RADCO Enters Florida Multifamily With A Bang

Press Release
Pond with a fountain surrounded by trees, with buildings in the background under a clear blue sky.

GlobeSt.com
Jennifer LeClaire
February 13, 2015

RADCO Companies just closed on its first 2015 multifamily acquisition—and it’s entrance into the Florida multifamily market. RADCO grabbed the 228-unit Bay Park Apartments in Clearwater, FL for $29.6 million.

“We are thrilled to acquire our first property of 2015 in a new market, which allows us to further our value-added strategy of repositioning underperforming assets,” says Norman Radow, RADCO’s founder and CEO. “This property already has a great deal of sizzle, and we are eager to make the improvements that will take it to an entirely new level of luxury.”

The luxury multifamily community is located near the intersection of Gulf to Bay Boulevard and US 19 in metro Tampa.
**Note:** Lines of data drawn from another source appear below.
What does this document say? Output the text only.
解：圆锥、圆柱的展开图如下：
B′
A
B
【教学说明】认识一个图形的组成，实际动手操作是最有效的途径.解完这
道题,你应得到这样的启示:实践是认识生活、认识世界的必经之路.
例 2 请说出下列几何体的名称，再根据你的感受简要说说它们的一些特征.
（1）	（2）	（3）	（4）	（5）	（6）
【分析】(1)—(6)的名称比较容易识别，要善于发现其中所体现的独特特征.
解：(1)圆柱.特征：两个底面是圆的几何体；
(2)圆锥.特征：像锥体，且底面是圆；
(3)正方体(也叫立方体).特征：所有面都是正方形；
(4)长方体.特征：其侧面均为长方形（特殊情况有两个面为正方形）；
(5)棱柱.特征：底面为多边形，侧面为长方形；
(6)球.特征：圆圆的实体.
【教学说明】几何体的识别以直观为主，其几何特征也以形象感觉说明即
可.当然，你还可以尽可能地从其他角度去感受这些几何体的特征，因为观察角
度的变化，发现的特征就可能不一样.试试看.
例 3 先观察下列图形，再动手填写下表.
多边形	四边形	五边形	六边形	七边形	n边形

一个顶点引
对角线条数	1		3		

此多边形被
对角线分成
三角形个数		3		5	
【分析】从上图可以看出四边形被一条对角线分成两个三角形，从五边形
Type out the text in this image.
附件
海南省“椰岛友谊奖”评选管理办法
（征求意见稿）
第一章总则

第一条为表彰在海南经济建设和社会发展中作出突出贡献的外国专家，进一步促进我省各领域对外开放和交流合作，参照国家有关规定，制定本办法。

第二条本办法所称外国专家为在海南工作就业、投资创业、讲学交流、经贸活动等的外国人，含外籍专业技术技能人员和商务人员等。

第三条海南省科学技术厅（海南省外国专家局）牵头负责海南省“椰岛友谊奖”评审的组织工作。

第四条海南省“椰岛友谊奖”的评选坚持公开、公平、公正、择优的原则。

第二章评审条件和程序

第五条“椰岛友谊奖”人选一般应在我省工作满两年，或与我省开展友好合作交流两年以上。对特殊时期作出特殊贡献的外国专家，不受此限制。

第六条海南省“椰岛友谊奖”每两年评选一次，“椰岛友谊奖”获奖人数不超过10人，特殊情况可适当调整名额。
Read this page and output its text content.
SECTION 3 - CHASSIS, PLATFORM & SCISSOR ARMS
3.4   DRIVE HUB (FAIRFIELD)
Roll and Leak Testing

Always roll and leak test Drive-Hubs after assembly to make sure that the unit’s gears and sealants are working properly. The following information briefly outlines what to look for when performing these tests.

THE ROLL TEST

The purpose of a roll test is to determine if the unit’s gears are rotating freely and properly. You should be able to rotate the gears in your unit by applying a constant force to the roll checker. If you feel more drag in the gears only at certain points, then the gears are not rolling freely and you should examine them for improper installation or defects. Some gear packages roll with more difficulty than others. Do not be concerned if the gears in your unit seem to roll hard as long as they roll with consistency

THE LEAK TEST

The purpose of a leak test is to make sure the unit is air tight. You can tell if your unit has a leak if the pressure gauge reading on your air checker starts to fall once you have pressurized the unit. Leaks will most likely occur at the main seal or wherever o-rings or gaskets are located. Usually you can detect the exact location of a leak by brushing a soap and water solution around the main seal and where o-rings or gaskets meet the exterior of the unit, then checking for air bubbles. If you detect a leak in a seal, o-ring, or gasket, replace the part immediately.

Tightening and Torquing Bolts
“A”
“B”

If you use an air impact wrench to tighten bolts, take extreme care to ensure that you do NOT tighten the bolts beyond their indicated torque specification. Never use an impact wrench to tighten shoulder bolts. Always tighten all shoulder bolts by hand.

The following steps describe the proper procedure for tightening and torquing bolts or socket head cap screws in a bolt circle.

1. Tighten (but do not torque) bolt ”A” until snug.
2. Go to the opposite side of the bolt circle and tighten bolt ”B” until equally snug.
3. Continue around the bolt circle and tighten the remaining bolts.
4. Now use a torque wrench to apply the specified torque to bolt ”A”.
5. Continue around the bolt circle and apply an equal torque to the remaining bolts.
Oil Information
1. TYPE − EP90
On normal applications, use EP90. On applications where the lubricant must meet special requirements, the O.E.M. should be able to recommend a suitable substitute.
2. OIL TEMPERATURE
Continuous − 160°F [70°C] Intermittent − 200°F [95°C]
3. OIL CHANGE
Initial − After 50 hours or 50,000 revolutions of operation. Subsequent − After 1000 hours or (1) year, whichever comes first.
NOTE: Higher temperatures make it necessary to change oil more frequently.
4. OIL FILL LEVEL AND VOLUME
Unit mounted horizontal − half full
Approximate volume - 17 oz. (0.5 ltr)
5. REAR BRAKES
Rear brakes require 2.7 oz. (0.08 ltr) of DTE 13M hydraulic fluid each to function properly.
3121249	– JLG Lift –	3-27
Atlanta-based REIT Post Property originally developed the multifamily complex in 1990. The seller tried to convert the property into condominiums just before the recession and invested heavily to upgrade many of the units.

The class B-plus multifamily property includes nine three-story buildings sitting on 15.6 acres. Bay Park’s leasing center features office space, meeting rooms, an exercise facility and movie theater. The community also has a pool, putting green, dog park, centrally located lake and lighted tennis courts.

RADCO plans to invest about $2.1 million to rapidly reposition the multifamily asset. Plans call for an extensive clubhouse renovation and expansion, as well as upgraded unit interiors, improving the building exteriors, and rebranding the asset as City Park Clearwater.

Bay Park Apartments marks RADCO’s first Florida multifamily acquisition and is part of the company’s rapid expansion. It added 20 new multifamily communities totaling over 5,500 units to its portfolio in 2014, bringing its assets owned to 10,404 units. RADCO plans to add about 3,000 units in the Southeast and Midwest to its portfolio in 2015.

RADCO financed the acquisition with a mixture of Freddie Mac financing obtained through Walker & Dunlop and private capital. Since August 2011, the company has raise more than $218 million of private capital to fund its purchases.